Elise Lemme married Otto Hampel in 1935. She was a domestic servant and a member of the National Socialist Frauenschaft (Women’s League). Otto had served in WWI and was a factory worker. After the death of Elise’s brother, a soldier killed during the German assault on France, she and her husband decided to oppose the Nazi regime in their own way. They wrote postcards and leaflets anonymously which called upon people not to buy Nazi papers, to refuse to serve in the war and to overthrow Hitler.
Their campaign lasted for two years before they were eventually betrayed and arrested.
The novelist Hans Fallada was harassed and persecuted by the Nazis for refusing to join the party. He could have fled as had Thomas Mann and Hermann Hesse, but stayed on. He took to drugs and alcohol and when he refused a command by Goebbels to write an anti-Semitic novel was imprisoned in an asylum for the criminally insane, though eventually he was released. When the war was over his publisher gave him a Gestapo file about the campaign waged by the Hampels, a simple working class couple. Fallada, inspired by the struggle of the Hampels, incredibly, wrote this long novel in twenty-four days, capturing the terror of ordinary Berliners and of a noble and hopeless civil disobedience campaign by two people, renamed Otto and Anna Quangel, against Hitler’s regime.
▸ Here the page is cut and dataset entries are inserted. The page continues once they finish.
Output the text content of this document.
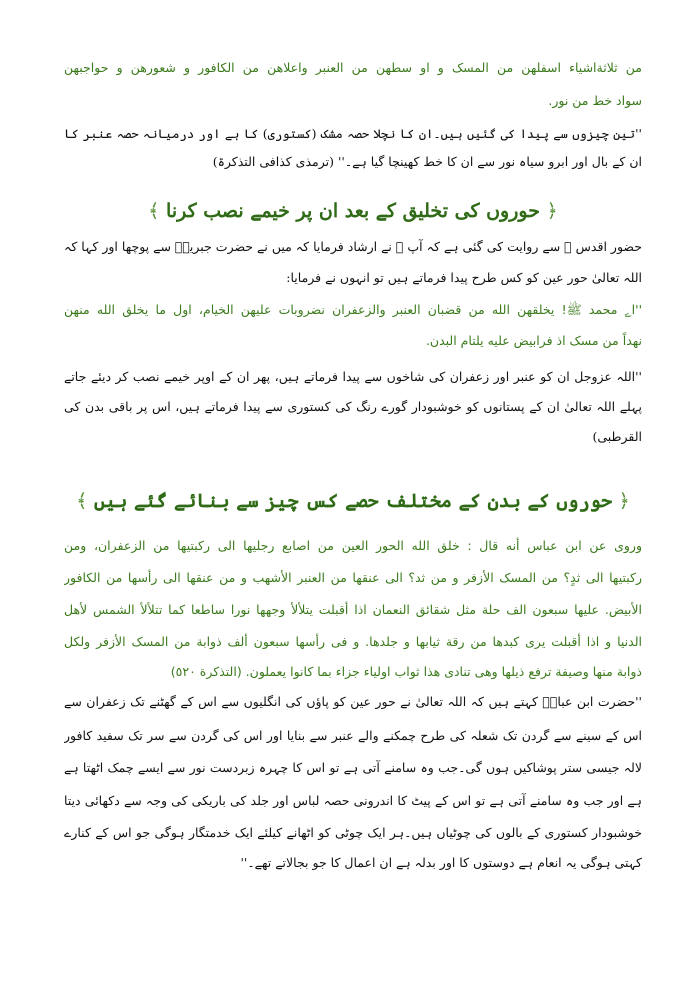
من ثلاثةاشياء اسفلهن من المسک و او سطهن من العنبر واعلاهن من الکافور و شعورهن و حواجبهن
سواد خط من نور.
''تین چیزوں سے پیدا کی گئیں ہیں۔ان کا نچلا حصہ مشک (کستوری) کا ہے اور درمیانہ حصہ عنبر کا
ان کے بال اور ابرو سیاہ نور سے ان کا خط کھینچا گیا ہے۔'' (ترمذی کذافی التذکرۃ)
﴿ حوروں کی تخلیق کے بعد ان پر خیمے نصب کرنا ﴾
حضور اقدس ﷺ سے روایت کی گئی ہے کہ آپ ﷺ نے ارشاد فرمایا کہ میں نے حضرت جبریلؑ سے پوچھا اور کہا کہ
اللہ تعالیٰ حور عین کو کس طرح پیدا فرماتے ہیں تو انہوں نے فرمایا:
''اے محمد ﷺ! یخلقهن الله من قضبان العنبر والزعفران نضروبات عليهن الخيام، اول ما يخلق الله منهن
نهداً من مسک اذ فرابیض عليه يلتام البدن.
''اللہ عزوجل ان کو عنبر اور زعفران کی شاخوں سے پیدا فرماتے ہیں، پھر ان کے اوپر خیمے نصب کر دیئے جاتے
پہلے اللہ تعالیٰ ان کے پستانوں کو خوشبودار گورے رنگ کی کستوری سے پیدا فرماتے ہیں، اس پر باقی بدن کی
القرطبی)
﴿ حوروں کے بدن کے مختلف حصے کس چیز سے بنائے گئے ہیں ﴾
وروی عن ابن عباس أنه قال : خلق الله الحور العين من اصابع رجليها الى ركبتيها من الزعفران، ومن
ركبتيها الى ثدٍ؟ من المسک الأزفر و من ثد؟ الى عنقها من العنبر الأشهب و من عنقها الى رأسها من الكافور
الأبيض. عليها سبعون الف حلة مثل شقائق النعمان اذا أقبلت يتلألأ وجهها نورا ساطعا كما تتلألأ الشمس لأهل
الدنيا و اذا أقبلت يرى كبدها من رقة ثيابها و جلدها. و فى رأسها سبعون ألف ذوابة من المسک الأزفر ولكل
ذوابة منها وصيفة ترفع ذيلها وهى تنادى هذا ثواب اولياء جزاء بما كانوا يعملون. (التذكرة ٥٢٠)
''حضرت ابن عباسؓ کہتے ہیں کہ اللہ تعالیٰ نے حور عین کو پاؤں کی انگلیوں سے اس کے گھٹنے تک زعفران سے
اس کے سینے سے گردن تک شعلہ کی طرح چمکنے والے عنبر سے بنایا اور اس کی گردن سے سر تک سفید کافور
لالہ جیسی ستر پوشاکیں ہوں گی۔جب وہ سامنے آتی ہے تو اس کا چہرہ زبردست نور سے ایسے چمک اٹھتا ہے
ہے اور جب وہ سامنے آتی ہے تو اس کے پیٹ کا اندرونی حصہ لباس اور جلد کی باریکی کی وجہ سے دکھائی دیتا
خوشبودار کستوری کے بالوں کی چوٹیاں ہیں۔ہر ایک چوٹی کو اٹھانے کیلئے ایک خدمتگار ہوگی جو اس کے کنارے
کہتی ہوگی یہ انعام ہے دوستوں کا اور بدلہ ہے ان اعمال کا جو بجالاتے تھے۔''
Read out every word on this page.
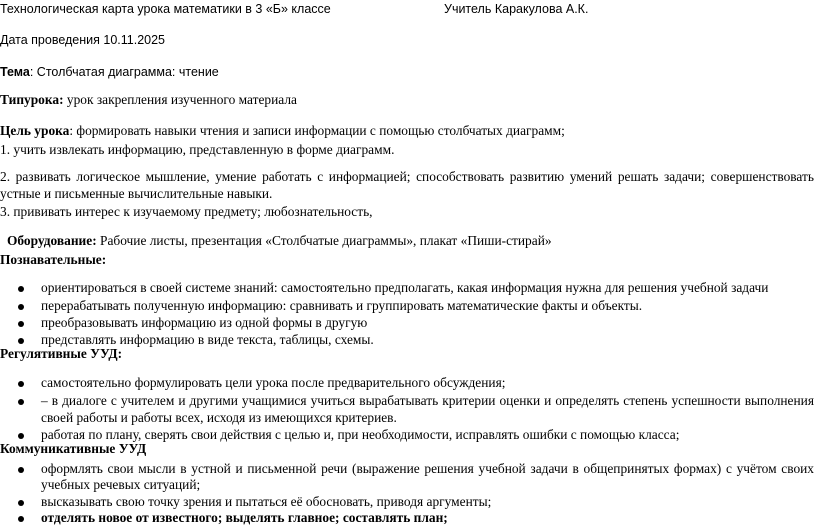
Технологическая карта урока математики в 3 «Б» классе	Учитель Каракулова А.К.
Дата проведения 10.11.2025
Тема: Столбчатая диаграмма: чтение
Типурока: урок закрепления изученного материала
Цель урока: формировать навыки чтения и записи информации с помощью столбчатых диаграмм;
1. учить извлекать информацию, представленную в форме диаграмм.
2. развивать логическое мышление, умение работать с информацией; способствовать развитию умений решать задачи; совершенствовать
устные и письменные вычислительные навыки.
3. прививать интерес к изучаемому предмету; любознательность,
Оборудование: Рабочие листы, презентация «Столбчатые диаграммы», плакат «Пиши-стирай»
Познавательные:
ориентироваться в своей системе знаний: самостоятельно предполагать, какая информация нужна для решения учебной задачи
перерабатывать полученную информацию: сравнивать и группировать математические факты и объекты.
преобразовывать информацию из одной формы в другую
представлять информацию в виде текста, таблицы, схемы.
Регулятивные УУД:
самостоятельно формулировать цели урока после предварительного обсуждения;
– в диалоге с учителем и другими учащимися учиться вырабатывать критерии оценки и определять степень успешности выполнения
своей работы и работы всех, исходя из имеющихся критериев.
работая по плану, сверять свои действия с целью и, при необходимости, исправлять ошибки с помощью класса;
Коммуникативные УУД
оформлять свои мысли в устной и письменной речи (выражение решения учебной задачи в общепринятых формах) с учётом своих
учебных речевых ситуаций;
высказывать свою точку зрения и пытаться её обосновать, приводя аргументы;
отделять новое от известного; выделять главное; составлять план;
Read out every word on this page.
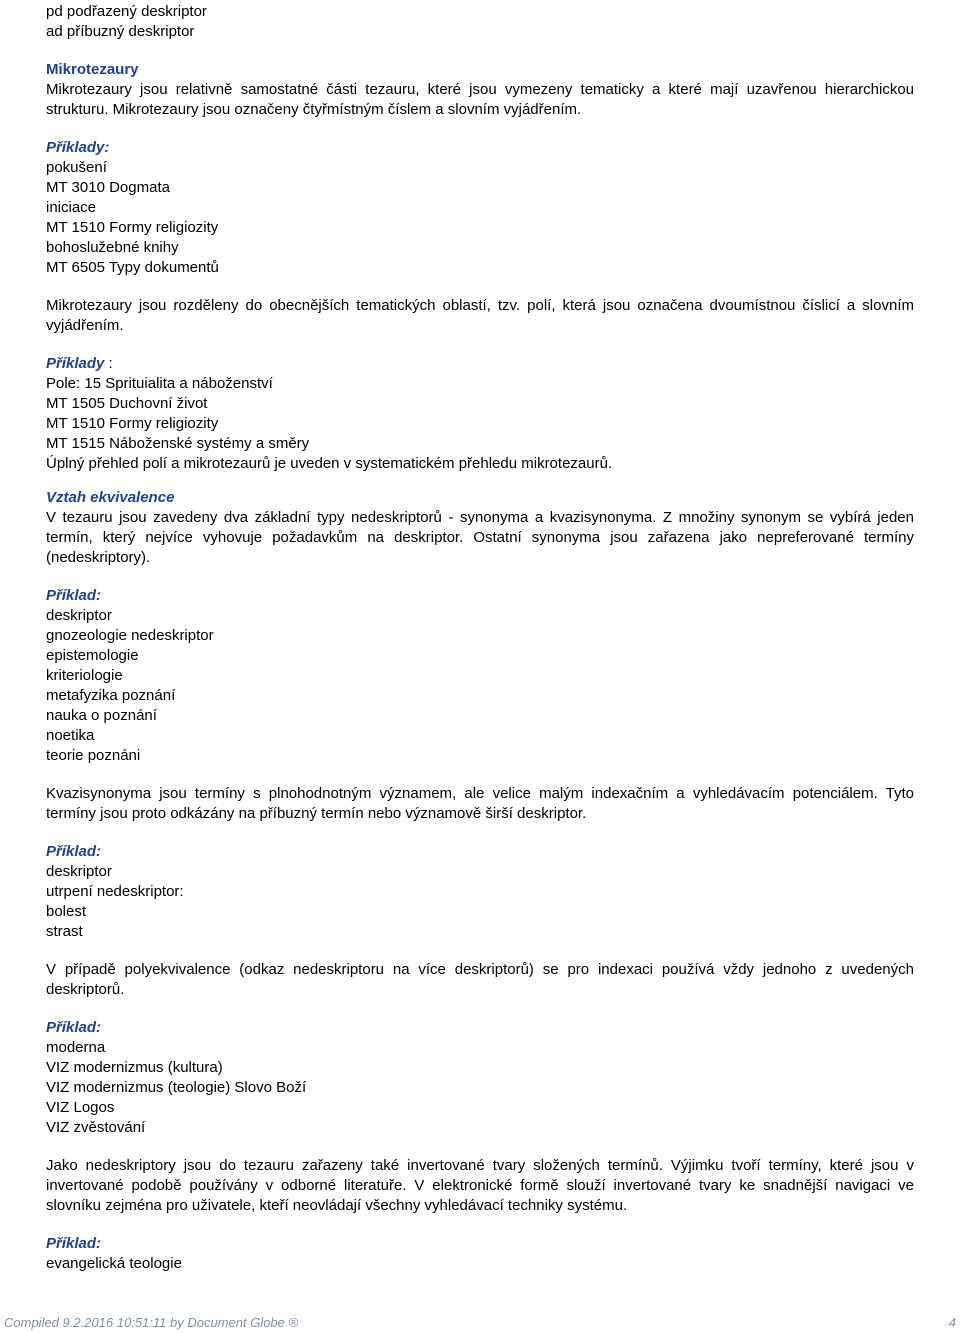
pd podřazený deskriptor
ad příbuzný deskriptor
Mikrotezaury
Mikrotezaury jsou relativně samostatné části tezauru, které jsou vymezeny tematicky a které mají uzavřenou hierarchickou strukturu. Mikrotezaury jsou označeny čtyřmístným číslem a slovním vyjádřením.
Příklady:
pokušení
MT 3010 Dogmata
iniciace
MT 1510 Formy religiozity
bohoslužebné knihy
MT 6505 Typy dokumentů
Mikrotezaury jsou rozděleny do obecnějších tematických oblastí, tzv. polí, která jsou označena dvoumístnou číslicí a slovním vyjádřením.
Příklady :
Pole: 15 Sprituialita a náboženství
MT 1505 Duchovní život
MT 1510 Formy religiozity
MT 1515 Náboženské systémy a směry
Úplný přehled polí a mikrotezaurů je uveden v systematickém přehledu mikrotezaurů.
Vztah ekvivalence
V tezauru jsou zavedeny dva základní typy nedeskriptorů - synonyma a kvazisynonyma. Z množiny synonym se vybírá jeden termín, který nejvíce vyhovuje požadavkům na deskriptor. Ostatní synonyma jsou zařazena jako nepreferované termíny (nedeskriptory).
Příklad:
deskriptor
gnozeologie nedeskriptor
epistemologie
kriteriologie
metafyzika poznání
nauka o poznání
noetika
teorie poznáni
Kvazisynonyma jsou termíny s plnohodnotným významem, ale velice malým indexačním a vyhledávacím potenciálem. Tyto termíny jsou proto odkázány na příbuzný termín nebo významově širší deskriptor.
Příklad:
deskriptor
utrpení nedeskriptor:
bolest
strast
V případě polyekvivalence (odkaz nedeskriptoru na více deskriptorů) se pro indexaci používá vždy jednoho z uvedených deskriptorů.
Příklad:
moderna
VIZ modernizmus (kultura)
VIZ modernizmus (teologie) Slovo Boží
VIZ Logos
VIZ zvěstování
Jako nedeskriptory jsou do tezauru zařazeny také invertované tvary složených termínů. Výjimku tvoří termíny, které jsou v invertované podobě používány v odborné literatuře. V elektronické formě slouží invertované tvary ke snadnější navigaci ve slovníku zejména pro uživatele, kteří neovládají všechny vyhledávací techniky systému.
Příklad:
evangelická teologie
Compiled 9.2.2016 10:51:11 by Document Globe ®	4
There are a number of great exchanges during the interrogations of Otto Quangle by Inspector Escherich. In one of these Escherich says: ‘What did you expect anyway, Quangel? You, an ordinary worker, taking on the Führer, who is backed by the Party, the Wehrmacht, the SS, the SA? The Führer, who has already conquered half the world and will overcome the last of our enemies in another year or two? It’s ludicrous! You must have known you had no chance! It’s a gnat against an elephant. I don’t understand it, a sensible man like you!’
As Germany disintegrates and society collapses, a friend of the Quangels, retired Judge Fromm, thinks to himself: ‘The worse it gets, the better it will be. The sooner it will all be over!’
Fallada died in February 1947 of an overdose of morphine just weeks before the book was published. This is the first English translation and it is a wonderfully inspiring book.